Jack sintió en ese momento el peso de la declaración de su padre en lo más hondo de su ser. Las lágrimas alcanzaron sus ojos, pero no los desbordaron. El padre sonrió.
—Jack, hijo… nunca me he acercado a los libros porque… no sé, no lo he necesitado para lo que soy, pero sé que no se puede llegar a ser un hombre educado si no se lee. Y ni siquiera sé si será un buen libro, pero pregunté por alguno que pudiera abrirte la mente y dejar que vuele lejos de aquí. Así que quiero que aproveches cada momento que tengas libre para abrirlo y leer, ¿me oyes, muchacho?
—Sí, papá.
—Te quiero, hijo.
El padre besó al niño antes de levantarse y salir de la habitación. Y Jack Norton dejó las aventuras de Huckleberry Finn encima de la mesita de noche y se vistió para bajar a hacer sus tareas. Durante el resto del día no se acordó del libro de Mark Twain ni una sóla vez. Pero al llegar la noche, Jack volvió a la habitación, se puso el pijama y se acostó, y en ese momento, sus ojos volvieron a fijarse en el primer libro que pasaba por la granja Norton.
Con el entusiasmo de un niño explorador que tiene ante sí un tesoro, con ese toque reverencial, levantó la portada y se quedó mirando la primera página. Sus ojos bailaron por encima de las letras durante un momento antes de fijarse en la primera y empezar a leer.
Aquella primera noche leyó casi cincuenta páginas antes de quedarse dormido con el libro encima de la cara.
En cierto modo, se podría decir que Huckleberry Finn y la ciega confianza que puso su padre en él, ahorrando durante todos esos años para que él pudiera asistir a una buena universidad, le convirtieron en lo que era ahora.
Los golpes en la puerta le despiertan. Jack se incorpora de un salto hasta quedar sentado. Su mujer, a su lado, ronronea enfadada y se da la vuelta. Jack mira hacia la puerta. Aún es de noche y la habitación está en penumbra. Desde el otro lado, el mismo puño vuelve a golpear la puerta.
Algo ocurre.
Jack corre hacia la puerta. Lleva puesto un pijama azul y los pies descalzos. Abre la puerta y mira al hombre que se encuentra al otro lado, con el rostro surcado por la preocupación.

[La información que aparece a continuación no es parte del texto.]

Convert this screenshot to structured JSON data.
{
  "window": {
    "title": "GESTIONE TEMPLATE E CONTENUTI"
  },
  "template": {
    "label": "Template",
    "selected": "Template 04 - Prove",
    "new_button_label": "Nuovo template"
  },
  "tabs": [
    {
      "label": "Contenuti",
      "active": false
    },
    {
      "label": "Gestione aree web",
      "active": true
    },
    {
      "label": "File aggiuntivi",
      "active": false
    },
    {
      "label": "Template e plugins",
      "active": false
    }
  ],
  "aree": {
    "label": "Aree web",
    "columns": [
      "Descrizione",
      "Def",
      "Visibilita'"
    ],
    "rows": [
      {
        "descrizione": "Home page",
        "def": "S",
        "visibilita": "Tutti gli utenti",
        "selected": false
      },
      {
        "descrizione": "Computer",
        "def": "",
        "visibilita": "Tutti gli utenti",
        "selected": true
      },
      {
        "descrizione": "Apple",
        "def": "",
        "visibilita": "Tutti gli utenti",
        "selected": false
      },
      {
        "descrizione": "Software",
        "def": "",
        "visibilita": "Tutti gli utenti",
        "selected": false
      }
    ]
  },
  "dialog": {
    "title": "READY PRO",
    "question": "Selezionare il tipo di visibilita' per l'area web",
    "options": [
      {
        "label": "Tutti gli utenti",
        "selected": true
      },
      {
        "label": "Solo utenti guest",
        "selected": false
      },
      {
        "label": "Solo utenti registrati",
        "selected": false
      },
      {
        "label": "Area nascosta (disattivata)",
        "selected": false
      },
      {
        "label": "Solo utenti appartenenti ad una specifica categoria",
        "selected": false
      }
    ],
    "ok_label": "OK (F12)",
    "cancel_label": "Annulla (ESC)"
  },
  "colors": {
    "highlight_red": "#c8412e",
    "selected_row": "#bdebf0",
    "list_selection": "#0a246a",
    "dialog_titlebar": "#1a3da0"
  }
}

—Señor presidente —dice Fred Barker—. Tenemos una situación que debe atender con extrema urgencia.
«Oh, Dios, más hoy no», piensa Jack Norton.
—Me vestiré lo más rápido que pueda, Fred.
El ministro de Defensa asiente con la cabeza. Antes de darse la vuelta y cerrar la puerta, Jack se da cuenta de que tras Barker está también el vicepresidente Ellis. Jack enciende la luz antes de acercarse al armario. En la cama, Jessica protesta y se incorpora con gesto exhausto y los ojos entrecerrados. La tira izquierda del camisón ha resbalado del hombro.
—¿Qué pasa, Jack? —pregunta, molesta.
—No lo sé aún —responde él, vistiéndose lo más deprisa que puede—. Pero es algo urgente.
Ella vuelve a protestar y se tumba de nuevo, tapándose la cabeza con la almohada. Jack se gira hacia el espejo y se mete la camisa por dentro del pantalón. Se abrocha el cinturón y sale. Antes de cruzar la puerta, apaga la luz con la mano derecha.
De camino hacia el Despacho Oval, Fred Barker y Clinton Ellis informan al presidente Norton de lo que está ocurriendo en Los Ángeles.